Small world - that's Tucker on the left - my 8 year old son.

:welcome:


----------



## glfortner

Welcome to the site Terri! I hope you enjoy the site.


----------



## terri01p

happiestcamper said:


> Small world - that's Tucker on the left - my 8 year old son.
> 
> :welcome:


 
Hehe this is closes to a son I will ever get, you gotta love the name !


----------



## bill0830

Welcome aboard Terri. Glad to have you here. We are also planning on trying to make the Gatlinburg trip. Maybe us and ct and gl fortner can plan a trip there at the same time. :icon_smile_bbq:


----------



## terri01p

bill0830 said:


> Welcome aboard Terri. Glad to have you here. We are also planning on trying to make the Gatlinburg trip. Maybe us and ct and gl fortner can plan a trip there at the same time. :icon_smile_bbq:


 
Sounds great, I am so looking forward to winter being over, it seems like this winter has lasted forever. I always look forward to the winter months and whenever they are here half way though I'm really for winter to be over ...lol.


----------



## vernondozier

Hi Terri I'm new here as well but have lurked on the Disboards for a few years. Welcome!


----------



## terri01p

vernondozier said:


> Hi Terri I'm new here as well but have lurked on the Disboards for a few years. Welcome!

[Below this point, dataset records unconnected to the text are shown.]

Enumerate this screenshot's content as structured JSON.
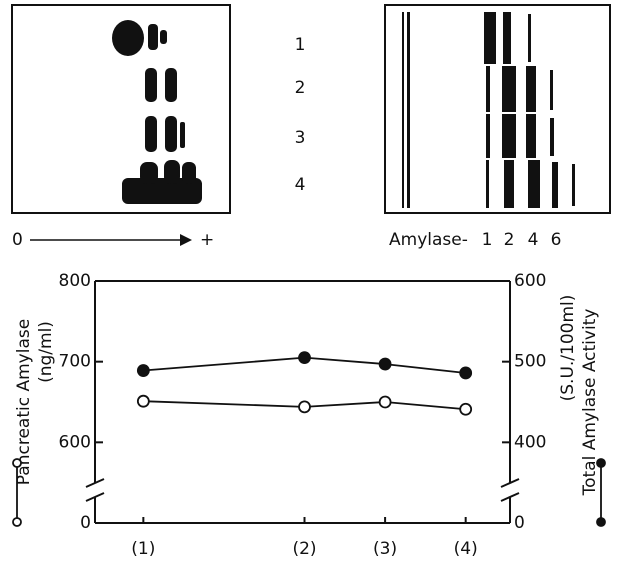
{
  "gel_left": {
    "lanes": [
      "1",
      "2",
      "3",
      "4"
    ],
    "axis_start": "0",
    "axis_end": "+"
  },
  "gel_right": {
    "label": "Amylase-",
    "bands": [
      "1",
      "2",
      "4",
      "6"
    ]
  },
  "chart_data": {
    "type": "line",
    "ylabel": [
      "Pancreatic Amylase",
      "(ng/ml)"
    ],
    "y2label": [
      "Total Amylase Activity",
      "(S.U./100ml)"
    ],
    "x": [
      1,
      3,
      4,
      5
    ],
    "xlim": [
      0.4,
      5.55
    ],
    "xticks": [
      {
        "value": 1,
        "label": "(1)"
      },
      {
        "value": 3,
        "label": "(2)"
      },
      {
        "value": 4,
        "label": "(3)"
      },
      {
        "value": 5,
        "label": "(4)"
      }
    ],
    "ylim": [
      0,
      800
    ],
    "yticks": [
      0,
      600,
      700,
      800
    ],
    "ybreak": [
      0,
      500
    ],
    "y2lim": [
      0,
      600
    ],
    "y2ticks": [
      0,
      400,
      500,
      600
    ],
    "y2break": [
      0,
      300
    ],
    "series": [
      {
        "color": "#111111",
        "marker": "open",
        "values": [
          651,
          644,
          650,
          641
        ]
      },
      {
        "color": "#111111",
        "marker": "filled",
        "axis": "y2",
        "values": [
          489,
          505,
          497,
          486
        ]
      }
    ]
  }
}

Hey, yea I've been on the disboard since 2002, and since I don't have any disney plans I'm just starting to get away from the fourm. It's really no fun unless you have an upcoming trip planned or have just come back, so welcome here, We can talk about all kinds of camping, you gotta love that !


----------



## vernondozier

terri01p said:


> Hey, yea I've been on the disboard since 2002, and since I don't have any disney plans I'm just starting to get away from the fourm. It's really no fun unless you have an upcoming trip planned or have just come back, so welcome here, We can talk about all kinds of camping, you gotta love that !


I heard that Terri, nice to meet you. I don't think we'll get back to the fort till the end of May. How about you guys?


----------



## terri01p

We had a vacation planned for 2009 but my dh job has been terrible this year so we canceled and now we don't have any plans for the future, we have been over 10 times so no real loss for us right now.


----------



## ctfortner

vernondozier said:


> I heard that Terri, nice to meet you. I don't think we'll get back to the fort till the end of May. How about you guys?


Welcome to the site vernon!


----------